While announcing the news on Thursday, Dish says it is the largest company till date to accept bitcoins as it got ready for customers to start settling their bills with the digital currency in the third quarter of 2014. The company added, bitcoins would not replace traditional credit or debit cards or the use of bank accounts to make payments. The currency can be used only for one-time payments.
Thanks to its growing popularity across the globe, Bitcoin had slowly marched towards legitimacy. When the currency was at its peak several months back, a single bitcoin was worth more than $1,000, while the current value of the currency works out at around $568.
Though the technology behind Bitcoin was complex, the goal was quite simple to eliminate the chances of determining who was actually transacting the currency.
That anonymity had made the currency a bit of a non-starter for major companies fearing that they would not be able to identify the individuals actually making payments.
According to commentators, the move of the television service had given the currency yet another legitimacy boost.
While Dish is not the first company to accept Bitcoin, it claimed to be the largest. Payments with the virtual currency had already been accepted by retailers including Overstock.com, Virgin America and others.
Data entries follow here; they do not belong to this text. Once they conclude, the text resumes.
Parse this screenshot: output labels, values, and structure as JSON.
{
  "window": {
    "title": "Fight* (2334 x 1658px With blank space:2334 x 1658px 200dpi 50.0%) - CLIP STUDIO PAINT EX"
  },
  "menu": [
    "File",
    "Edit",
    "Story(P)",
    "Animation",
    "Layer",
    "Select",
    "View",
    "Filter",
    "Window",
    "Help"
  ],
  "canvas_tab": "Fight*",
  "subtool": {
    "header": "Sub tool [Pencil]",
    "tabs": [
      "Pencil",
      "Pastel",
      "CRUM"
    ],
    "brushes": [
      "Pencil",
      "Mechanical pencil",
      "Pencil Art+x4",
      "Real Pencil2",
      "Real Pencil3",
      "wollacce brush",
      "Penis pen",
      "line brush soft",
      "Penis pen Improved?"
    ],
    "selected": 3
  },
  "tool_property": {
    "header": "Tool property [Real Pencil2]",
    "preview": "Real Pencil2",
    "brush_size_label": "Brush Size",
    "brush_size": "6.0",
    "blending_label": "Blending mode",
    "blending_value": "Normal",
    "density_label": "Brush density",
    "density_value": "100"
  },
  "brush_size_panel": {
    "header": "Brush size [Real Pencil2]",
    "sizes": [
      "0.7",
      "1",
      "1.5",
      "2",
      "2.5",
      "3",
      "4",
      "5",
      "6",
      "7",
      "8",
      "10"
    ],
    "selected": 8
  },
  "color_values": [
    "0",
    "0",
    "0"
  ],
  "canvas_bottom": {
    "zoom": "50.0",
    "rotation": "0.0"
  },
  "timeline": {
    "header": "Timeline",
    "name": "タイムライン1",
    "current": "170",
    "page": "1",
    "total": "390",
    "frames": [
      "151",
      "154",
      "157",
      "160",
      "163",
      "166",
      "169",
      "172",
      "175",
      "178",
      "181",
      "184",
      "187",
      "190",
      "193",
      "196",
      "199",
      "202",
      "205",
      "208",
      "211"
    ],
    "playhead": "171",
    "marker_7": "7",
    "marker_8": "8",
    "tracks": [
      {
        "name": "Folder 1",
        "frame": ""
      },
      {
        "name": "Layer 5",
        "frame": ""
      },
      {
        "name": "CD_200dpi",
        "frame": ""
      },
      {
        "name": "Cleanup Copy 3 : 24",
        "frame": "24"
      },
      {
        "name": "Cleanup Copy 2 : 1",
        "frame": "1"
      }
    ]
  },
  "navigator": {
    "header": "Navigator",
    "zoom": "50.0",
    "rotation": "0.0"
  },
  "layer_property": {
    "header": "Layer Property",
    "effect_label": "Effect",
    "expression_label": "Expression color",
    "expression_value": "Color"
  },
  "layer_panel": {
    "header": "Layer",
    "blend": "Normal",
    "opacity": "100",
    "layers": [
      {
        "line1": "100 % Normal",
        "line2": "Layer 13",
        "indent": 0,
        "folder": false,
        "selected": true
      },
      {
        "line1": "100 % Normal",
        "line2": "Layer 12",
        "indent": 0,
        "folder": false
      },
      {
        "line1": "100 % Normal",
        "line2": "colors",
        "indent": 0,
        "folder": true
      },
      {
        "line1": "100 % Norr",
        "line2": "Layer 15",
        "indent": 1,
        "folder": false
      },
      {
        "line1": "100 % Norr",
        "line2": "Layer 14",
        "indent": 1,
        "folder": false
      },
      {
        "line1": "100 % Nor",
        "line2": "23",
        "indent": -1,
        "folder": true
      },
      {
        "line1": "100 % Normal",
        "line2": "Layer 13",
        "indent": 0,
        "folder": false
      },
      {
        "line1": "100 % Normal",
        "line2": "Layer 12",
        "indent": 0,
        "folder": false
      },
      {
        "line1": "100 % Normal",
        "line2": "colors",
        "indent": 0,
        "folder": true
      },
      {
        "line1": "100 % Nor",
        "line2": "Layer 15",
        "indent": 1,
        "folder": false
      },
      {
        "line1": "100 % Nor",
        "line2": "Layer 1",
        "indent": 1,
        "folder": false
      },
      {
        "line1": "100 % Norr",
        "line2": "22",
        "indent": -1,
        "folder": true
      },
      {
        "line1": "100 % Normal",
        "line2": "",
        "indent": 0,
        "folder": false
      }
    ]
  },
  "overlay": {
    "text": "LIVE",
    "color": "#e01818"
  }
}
Users acquire Bitcoins by buying them from other users at online exchanges, or unlocking new coins by solving complicated mathematical equations. When the currency made its first appearance in 2009, Bitcoin offered a cheaper payment system allowing people to bypass the conventional banking industry.
Its following had, however, expanded from fringe elements to include a more mainstream audience. This had in turn attracted entrepreneurs having support of venture capital firms to start new businesses and capitalise on a growing market.
It was another big milestone, The New York Times quoted Gil Luria, an analyst with Wedbush Securities who has studied Bitcoin as saying. Luria added this was a mainstream company with mainstream leadership that had decided to embrace Bitcoin and what Bitcoin technology offered.
It did not seem like this had anything to do with the politics of Bitcoin and the ideology of Bitcoin, it had to do with the business of Bitcoin, Luria said of Dish's announcement.
However, according to commentators wider adoption had drawn increased scrutiny to Bitcoin's volatility and regulation. The price of Bitcoin had fluctuated wildly, starting from a few cents initially to more than a thousand dollars.